I had a 550 GB volume on my 740 Filer and need to split into two during my plan to migrate the stuff on a new 760 Filer. Can somebody suggest a nice way out...? prem
-----Original Message----- From: Aaron Sherman [mailto:ajs@ajs.com] Sent: Monday, August 28, 2000 2:25 PM To: Bruce Sterling Woodcock Cc: Sam Schorr; toasters@mathworks.com Subject: Re: Console "Servers"
On Mon, Aug 28, 2000 at 12:09:41PM -0700, Bruce Sterling Woodcock wrote:
From: "Sam Schorr" sschorr@homestead-inc.com Sent: Monday, August 28, 2000 11:37 AM
Does anyone have a recommendation for a console connection server? We have 14 filers and growing and I'm looking for some centralized, easy serial connection box. I have used Annex in the past for UNIX, but thought maybe some folks out there in toasterland might have some ideas to share.
Livingston^H^H^H^H^H^H^H^H^Hucent Portmasters (2e) also work well and might be a little cheaper than an Annex.
On the pricy side, we have a Cisco 2511, and it does a very nice job.
I heard Premanshu Jain (Mon, Aug 28, 2000 at 05:13:11PM -0700) say
I had a 550 GB volume on my 740 Filer and need to split into two during my plan to migrate the stuff on a new 760 Filer.
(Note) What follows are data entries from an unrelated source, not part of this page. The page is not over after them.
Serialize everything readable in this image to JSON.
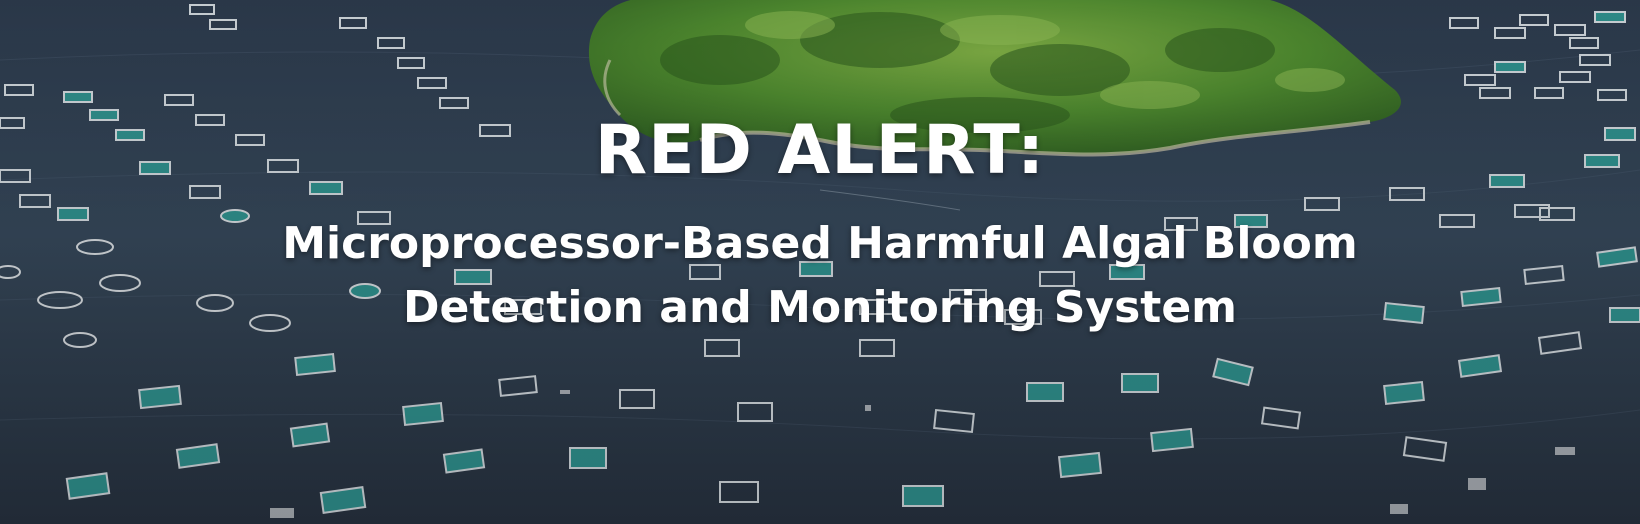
{
  "banner": {
    "headline": "RED ALERT:",
    "subtitle_line1": "Microprocessor-Based Harmful Algal Bloom",
    "subtitle_line2": "Detection and Monitoring System"
  },
  "photo": {
    "subject": "aerial-view-fish-cages-around-island",
    "colors": {
      "water": "#34455a",
      "water_dark": "#243041",
      "island_green": "#3f7a2a",
      "island_light": "#79a944",
      "cage_fill": "#2f8f8c",
      "cage_frame": "#cfd6db"
    }
  }
}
Can somebody suggest a nice way out...? prem
Depending on the nature of your system, consider 'soft' solutions. If your data is in great big lumps then a vol copy is probably your fastest solution.
If it is broken down in many directories, consider this approach.
Mount the old space and the new space on a machine. Here's your downtime. Create symlinked directories in the new space pointing to the old space. Change your 'active' mount points to be the new space. This can be accomplished quickly relative to copying the entire data set.
You're back up now.
New data files could be written to the new directories, old data files accessed as 'in' the new directories.
A script or cronjob or something gradually performs the copy in small available downtimes, deleting the symlink and copying the data across to the new location.
Now I don't know what will work for you, you know your data and how it's accessed. But that worked for us moving users' mailboxes, because of the nature of the data. If downtime isn't an issue, then go for the vol copy. But then again, if downtime isn't an issue for you, I want to work where you work!